The hours between 6:30 and 7:30 are pretty quiet on the road I drive.   There are a few other early morning commuters like me, but the majority of the traffic is transport trucks.  There are the usual chip trucks, and other multi-axled delivery vehicles working hard to keep our consumer society happy.  What has struck me though, since the first day almost a month ago is the number of modular homes heading east every morning.

You first know they're coming because of the flashing lights of the wide-load pilot vehicle; then comes half a house, balanced on a flat-deck, like an overweight diner perched on a picnic bench. Invariably it seems I meet them on a tight corner, or where the cliff goes straight up and straight down.  The half is closely followed by its mate and the twin pilot truck at the back, completing the parade.  There has easily been one of these almost every day, always going east.

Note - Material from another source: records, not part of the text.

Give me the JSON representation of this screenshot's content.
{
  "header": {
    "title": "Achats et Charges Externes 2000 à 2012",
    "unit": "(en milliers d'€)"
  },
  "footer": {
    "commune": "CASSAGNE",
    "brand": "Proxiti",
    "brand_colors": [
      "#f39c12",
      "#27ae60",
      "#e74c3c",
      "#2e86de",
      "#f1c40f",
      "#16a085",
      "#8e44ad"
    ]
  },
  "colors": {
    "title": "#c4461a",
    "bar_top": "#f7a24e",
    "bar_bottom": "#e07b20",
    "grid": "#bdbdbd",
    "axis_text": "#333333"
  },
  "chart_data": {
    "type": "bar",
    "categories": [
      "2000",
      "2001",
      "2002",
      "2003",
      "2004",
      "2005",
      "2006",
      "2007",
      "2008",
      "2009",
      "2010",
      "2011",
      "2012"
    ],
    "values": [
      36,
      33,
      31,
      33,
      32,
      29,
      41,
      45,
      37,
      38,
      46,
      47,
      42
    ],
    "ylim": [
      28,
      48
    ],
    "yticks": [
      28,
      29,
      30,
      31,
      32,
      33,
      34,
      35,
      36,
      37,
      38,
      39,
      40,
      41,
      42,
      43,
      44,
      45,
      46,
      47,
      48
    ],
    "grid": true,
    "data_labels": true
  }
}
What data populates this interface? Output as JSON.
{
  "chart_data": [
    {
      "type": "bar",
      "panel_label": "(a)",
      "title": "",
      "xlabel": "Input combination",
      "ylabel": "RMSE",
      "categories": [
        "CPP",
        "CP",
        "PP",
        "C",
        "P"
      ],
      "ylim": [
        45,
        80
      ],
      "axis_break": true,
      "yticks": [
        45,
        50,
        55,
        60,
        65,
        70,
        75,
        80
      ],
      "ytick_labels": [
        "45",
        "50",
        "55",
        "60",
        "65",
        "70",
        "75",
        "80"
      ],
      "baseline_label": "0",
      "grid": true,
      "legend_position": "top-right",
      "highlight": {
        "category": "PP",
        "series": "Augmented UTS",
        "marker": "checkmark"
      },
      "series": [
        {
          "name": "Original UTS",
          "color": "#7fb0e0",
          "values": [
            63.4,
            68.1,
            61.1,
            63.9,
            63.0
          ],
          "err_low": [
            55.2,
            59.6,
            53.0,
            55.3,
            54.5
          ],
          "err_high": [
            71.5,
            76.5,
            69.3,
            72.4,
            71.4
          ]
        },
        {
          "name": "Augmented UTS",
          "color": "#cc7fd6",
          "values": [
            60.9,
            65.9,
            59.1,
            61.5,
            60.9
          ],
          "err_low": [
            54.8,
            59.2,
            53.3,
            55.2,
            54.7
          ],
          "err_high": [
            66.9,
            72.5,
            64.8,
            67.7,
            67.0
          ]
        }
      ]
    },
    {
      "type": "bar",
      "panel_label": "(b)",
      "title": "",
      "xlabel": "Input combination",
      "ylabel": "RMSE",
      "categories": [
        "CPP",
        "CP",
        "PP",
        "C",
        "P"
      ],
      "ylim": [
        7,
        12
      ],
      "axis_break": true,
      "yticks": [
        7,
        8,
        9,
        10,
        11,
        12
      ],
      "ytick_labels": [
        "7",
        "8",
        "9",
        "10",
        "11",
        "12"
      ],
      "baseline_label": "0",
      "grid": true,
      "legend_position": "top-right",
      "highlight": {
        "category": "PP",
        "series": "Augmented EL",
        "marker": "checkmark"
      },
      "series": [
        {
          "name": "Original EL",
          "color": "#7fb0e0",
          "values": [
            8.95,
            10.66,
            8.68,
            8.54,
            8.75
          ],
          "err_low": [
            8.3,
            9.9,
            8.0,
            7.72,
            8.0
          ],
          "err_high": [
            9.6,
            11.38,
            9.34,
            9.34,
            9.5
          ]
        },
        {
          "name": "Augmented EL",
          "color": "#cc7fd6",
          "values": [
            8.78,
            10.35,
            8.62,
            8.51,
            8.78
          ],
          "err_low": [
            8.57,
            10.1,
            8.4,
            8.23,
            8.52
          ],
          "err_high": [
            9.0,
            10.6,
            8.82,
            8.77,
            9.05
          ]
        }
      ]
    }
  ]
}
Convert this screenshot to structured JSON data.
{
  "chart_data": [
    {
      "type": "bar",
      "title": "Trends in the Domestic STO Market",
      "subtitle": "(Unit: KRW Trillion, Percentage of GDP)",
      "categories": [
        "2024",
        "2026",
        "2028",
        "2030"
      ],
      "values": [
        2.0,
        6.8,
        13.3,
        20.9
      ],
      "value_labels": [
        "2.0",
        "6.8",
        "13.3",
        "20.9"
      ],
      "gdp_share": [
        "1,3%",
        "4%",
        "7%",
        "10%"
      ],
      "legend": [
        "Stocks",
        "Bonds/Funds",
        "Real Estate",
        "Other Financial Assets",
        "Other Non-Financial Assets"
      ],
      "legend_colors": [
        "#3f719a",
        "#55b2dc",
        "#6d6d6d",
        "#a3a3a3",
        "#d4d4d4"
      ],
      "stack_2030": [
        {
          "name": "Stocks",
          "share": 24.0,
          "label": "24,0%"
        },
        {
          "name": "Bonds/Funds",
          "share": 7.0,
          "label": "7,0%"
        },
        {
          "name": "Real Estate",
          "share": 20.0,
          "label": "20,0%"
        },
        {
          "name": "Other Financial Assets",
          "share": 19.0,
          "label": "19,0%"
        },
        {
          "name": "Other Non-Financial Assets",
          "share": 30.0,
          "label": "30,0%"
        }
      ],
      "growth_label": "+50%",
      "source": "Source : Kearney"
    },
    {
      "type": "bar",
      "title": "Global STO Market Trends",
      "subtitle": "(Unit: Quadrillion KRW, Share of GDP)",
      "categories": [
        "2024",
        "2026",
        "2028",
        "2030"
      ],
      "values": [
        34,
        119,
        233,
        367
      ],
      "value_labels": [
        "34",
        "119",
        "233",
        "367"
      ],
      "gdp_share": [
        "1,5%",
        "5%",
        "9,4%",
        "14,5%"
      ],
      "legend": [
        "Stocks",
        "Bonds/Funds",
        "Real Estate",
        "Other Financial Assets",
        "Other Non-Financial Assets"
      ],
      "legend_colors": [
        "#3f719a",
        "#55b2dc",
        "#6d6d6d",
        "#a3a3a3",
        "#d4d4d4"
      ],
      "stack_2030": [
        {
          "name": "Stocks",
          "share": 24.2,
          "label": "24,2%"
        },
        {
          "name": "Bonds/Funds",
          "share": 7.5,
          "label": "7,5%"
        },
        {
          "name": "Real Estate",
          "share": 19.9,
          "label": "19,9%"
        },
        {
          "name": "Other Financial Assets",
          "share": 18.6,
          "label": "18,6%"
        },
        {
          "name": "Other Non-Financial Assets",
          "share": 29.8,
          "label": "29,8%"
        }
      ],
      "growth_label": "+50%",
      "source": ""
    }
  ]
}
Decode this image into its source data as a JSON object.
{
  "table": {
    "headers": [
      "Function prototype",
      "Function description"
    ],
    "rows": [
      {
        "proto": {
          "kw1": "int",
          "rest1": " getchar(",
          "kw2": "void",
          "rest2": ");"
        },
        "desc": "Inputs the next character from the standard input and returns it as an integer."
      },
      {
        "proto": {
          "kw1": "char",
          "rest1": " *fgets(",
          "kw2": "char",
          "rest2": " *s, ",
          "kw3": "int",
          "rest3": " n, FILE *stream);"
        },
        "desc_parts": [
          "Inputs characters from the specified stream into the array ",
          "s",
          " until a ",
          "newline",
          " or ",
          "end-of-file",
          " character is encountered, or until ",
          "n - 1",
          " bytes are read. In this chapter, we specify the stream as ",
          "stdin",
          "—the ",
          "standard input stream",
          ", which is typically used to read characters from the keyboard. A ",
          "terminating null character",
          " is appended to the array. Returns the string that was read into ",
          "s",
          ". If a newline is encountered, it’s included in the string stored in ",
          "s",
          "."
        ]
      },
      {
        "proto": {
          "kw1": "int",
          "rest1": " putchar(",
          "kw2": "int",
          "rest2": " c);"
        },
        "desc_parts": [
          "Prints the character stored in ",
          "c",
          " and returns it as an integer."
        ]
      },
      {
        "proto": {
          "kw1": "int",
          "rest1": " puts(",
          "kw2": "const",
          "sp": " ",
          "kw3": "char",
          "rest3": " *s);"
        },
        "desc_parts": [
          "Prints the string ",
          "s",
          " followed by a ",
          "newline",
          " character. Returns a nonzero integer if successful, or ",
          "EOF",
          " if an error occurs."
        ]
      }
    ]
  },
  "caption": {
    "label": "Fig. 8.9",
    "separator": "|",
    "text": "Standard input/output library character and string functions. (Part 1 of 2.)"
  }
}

Other evidence has made me think that somewhere to the east there is a suburb being built.  Like the baseball fan in WP Kinsella's "The Thrill of the Grass" who secretly plants real grass in Wrigley Field, I think someone is surreptitiously building a subdivision.  It isn't just the yin/yang houses but trees.  The first time I saw the massive tree on the back of a truck I had no idea what I was seeing; something big, long, and lumpy swaddled under a tarp with branches sticking out the back.  It was the third or fourth time that I realized it was a tree, or perhaps trees being transported from nursery to an adoptive home.  I can see them pandiculating as the tarp is removed and they are set into the earth to continue their lives.

The obvious thought would be the construction of a neighbourhood to the east, but what if it is in fact the dismantling of a neighbourhood to the west. Perhaps a house by house exodus of disaffected west-coasters who have lost their will to keep up the fight. This thought arises with the third, frequent, and modestly unusual transport load I see on a regular basis, again heading east. Flattened cars.  Every couple of days a I swap wind with a flat-deck loaded with flattened cars; their purpose made redundant only to be re-purposed in the spirit of ecology.  When I was young I remember my dad talking about going to see Sam the car crusher at work.  I don't know where the name Sam came from, but ever since then, when I drive by metallic graveyards I think of Sam and while watching this interrupted convoy I find a warm memory.  It creates a pretty interesting picture when they are all put together, the houses, the trees and the pancaked cars;  new beginnings, relocation, the end?